The path in front was undulating – in the true sense of the word. My legs screamed on the uphills. Even though they were gentle in comparison with what was to come. In fact, this section of the route is described as flat. Although in Devon we’re quickly learning the concept of flat is ‘relative’.

Eventually we reached the water station. I tried to sound perky but the truth was, I was struggling. This was despite the romps around the Devon coast and our trip to Beachy Head a couple of weeks ago.

Once we left the water station the route turned right and steeply uphill. I struggled. I had to keep stopping. I couldn’t breath and started to panic. Then I started to cry. I just felt so dreadful. G was so patient and kind, with nice encouraging words and no judgment at all.

I debated turning back. I was rendered inert by panicking about being last and the gap that was inevitably growing. I worried about the poor marshals stood waiting for us. I worried about the judgment those marshals would inevitably throw at me. ‘What was she thinking doing a race like this’. I worried about the burden of Ironman Lanzarote. I wondered what I was thinking.

And then I pulled myself together and formed a plan. If, when we got back to the water station we were indeed last, we would formally withdraw from the race and find our own way back (I had an OS Map on me).

The route climbed and dropped for the next few miles. The NT were in the process of tree management in the area (although no work was happening at that point). The works gave me the feeling of being in the middle of a sawmill. Piles of logs everywhere.

It felt remote, stunning and normally I would have loved every second of it. But at least now I was less miserable. Although still shaking and weak, my legs were strong enough to trot down the hills.

We made progress and eventually, after eight miles we returned to the water station again. Enquiries revealed that in fact we were not last, there was one chap behind us. It felt churlish to remove numbers and ourselves from the race at this point. Especially after the marshals had waited so patiently for us. So, we carried on.

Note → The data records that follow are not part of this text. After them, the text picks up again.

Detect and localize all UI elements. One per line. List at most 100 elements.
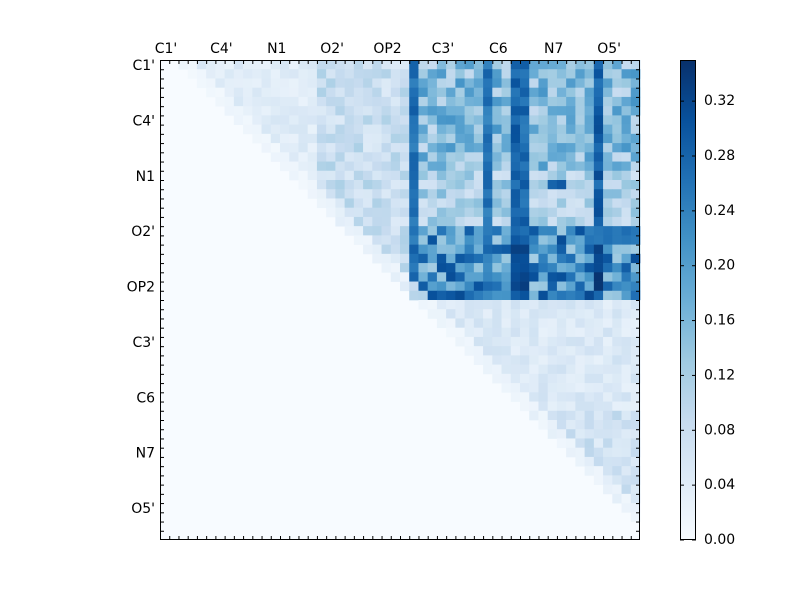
heatmap-cell — [621, 143, 632, 153]
heatmap-cell — [593, 364, 604, 375]
heatmap-cell — [446, 207, 456, 218]
heatmap-cell — [464, 170, 475, 181]
heatmap-cell — [307, 170, 318, 181]
heatmap-cell — [547, 355, 558, 365]
heatmap-cell — [464, 244, 475, 255]
heatmap-cell — [492, 143, 502, 153]
heatmap-cell — [464, 96, 475, 107]
heatmap-cell — [520, 235, 530, 245]
heatmap-cell — [529, 300, 539, 310]
heatmap-cell — [418, 96, 429, 107]
heatmap-cell — [427, 226, 438, 236]
heatmap-cell — [612, 244, 622, 255]
heatmap-cell — [575, 60, 585, 70]
heatmap-cell — [593, 87, 604, 98]
heatmap-cell — [400, 115, 410, 125]
heatmap-cell — [298, 106, 309, 116]
heatmap-cell — [529, 318, 539, 329]
heatmap-cell — [455, 124, 465, 135]
heatmap-cell — [566, 420, 576, 430]
heatmap-cell — [584, 198, 595, 209]
heatmap-cell — [566, 96, 576, 107]
heatmap-cell — [547, 189, 558, 199]
heatmap-cell — [298, 124, 309, 135]
heatmap-cell — [520, 272, 530, 282]
heatmap-cell — [335, 161, 345, 172]
heatmap-cell — [326, 87, 336, 98]
heatmap-cell — [316, 170, 327, 181]
heatmap-cell — [464, 115, 475, 125]
heatmap-cell — [326, 133, 336, 144]
heatmap-cell — [483, 133, 493, 144]
heatmap-cell — [344, 69, 355, 79]
heatmap-cell — [464, 161, 475, 172]
heatmap-cell — [400, 78, 410, 89]
heatmap-cell — [566, 216, 576, 227]
heatmap-cell — [612, 373, 622, 384]
heatmap-cell — [621, 309, 632, 319]
heatmap-cell — [353, 189, 364, 199]
heatmap-cell — [464, 78, 475, 89]
heatmap-cell — [603, 198, 613, 209]
heatmap-cell — [390, 180, 401, 190]
heatmap-cell — [575, 78, 585, 89]
heatmap-cell — [501, 207, 512, 218]
heatmap-cell — [215, 87, 225, 98]
heatmap-cell — [400, 226, 410, 236]
heatmap-cell — [381, 161, 392, 172]
heatmap-cell — [547, 281, 558, 292]
heatmap-cell — [353, 96, 364, 107]
heatmap-cell — [621, 60, 632, 70]
heatmap-cell — [390, 143, 401, 153]
heatmap-cell — [307, 152, 318, 162]
heatmap-cell — [566, 124, 576, 135]
heatmap-cell — [464, 309, 475, 319]
heatmap-cell — [326, 124, 336, 135]
heatmap-cell — [196, 60, 207, 70]
heatmap-cell — [353, 124, 364, 135]
heatmap-cell — [501, 180, 512, 190]
heatmap-cell — [538, 143, 549, 153]
heatmap-cell — [326, 78, 336, 89]
heatmap-cell — [547, 336, 558, 347]
heatmap-cell — [483, 96, 493, 107]
heatmap-cell — [436, 78, 447, 89]
heatmap-cell — [520, 180, 530, 190]
heatmap-cell — [538, 170, 549, 181]
heatmap-cell — [326, 170, 336, 181]
heatmap-cell — [455, 198, 465, 209]
heatmap-cell — [584, 124, 595, 135]
heatmap-cell — [630, 318, 641, 329]
heatmap-cell — [593, 170, 604, 181]
heatmap-cell — [593, 373, 604, 384]
heatmap-cell — [547, 143, 558, 153]
heatmap-cell — [547, 263, 558, 273]
heatmap-cell — [418, 207, 429, 218]
heatmap-cell — [556, 281, 567, 292]
heatmap-cell — [520, 226, 530, 236]
heatmap-cell — [630, 198, 641, 209]
heatmap-cell — [584, 466, 595, 476]
heatmap-cell — [538, 244, 549, 255]
heatmap-cell — [630, 300, 641, 310]
heatmap-cell — [529, 143, 539, 153]
heatmap-cell — [400, 106, 410, 116]
heatmap-cell — [353, 152, 364, 162]
heatmap-cell — [584, 318, 595, 329]
heatmap-cell — [400, 133, 410, 144]
heatmap-cell — [252, 87, 262, 98]
heatmap-cell — [427, 106, 438, 116]
heatmap-cell — [603, 152, 613, 162]
heatmap-cell — [353, 198, 364, 209]
heatmap-cell — [630, 263, 641, 273]
heatmap-cell — [400, 198, 410, 209]
heatmap-cell — [473, 69, 484, 79]
heatmap-cell — [584, 253, 595, 264]
heatmap-cell — [529, 207, 539, 218]
heatmap-cell — [612, 447, 622, 458]
heatmap-cell — [593, 226, 604, 236]
heatmap-cell — [593, 318, 604, 329]
heatmap-cell — [520, 170, 530, 181]
heatmap-cell — [510, 207, 521, 218]
heatmap-cell — [621, 355, 632, 365]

The next mile was a brutal climb on a narrow path which led back to the top of the gorge. I had to resort to counting steps to keep going. Taking frequent rest breaks to get my breath back. The views were stunning. Enough to lift your heart for a week. We crawled up and enjoyed the views and chatted to those coming down towards us. Until, we were back at the bottom of the original steps once again and Castle Drogo was in view, just over the crest.

We crossed the (now dismantled) finish line. Very relieved it was over but vowing to come back the following year and give it some justice.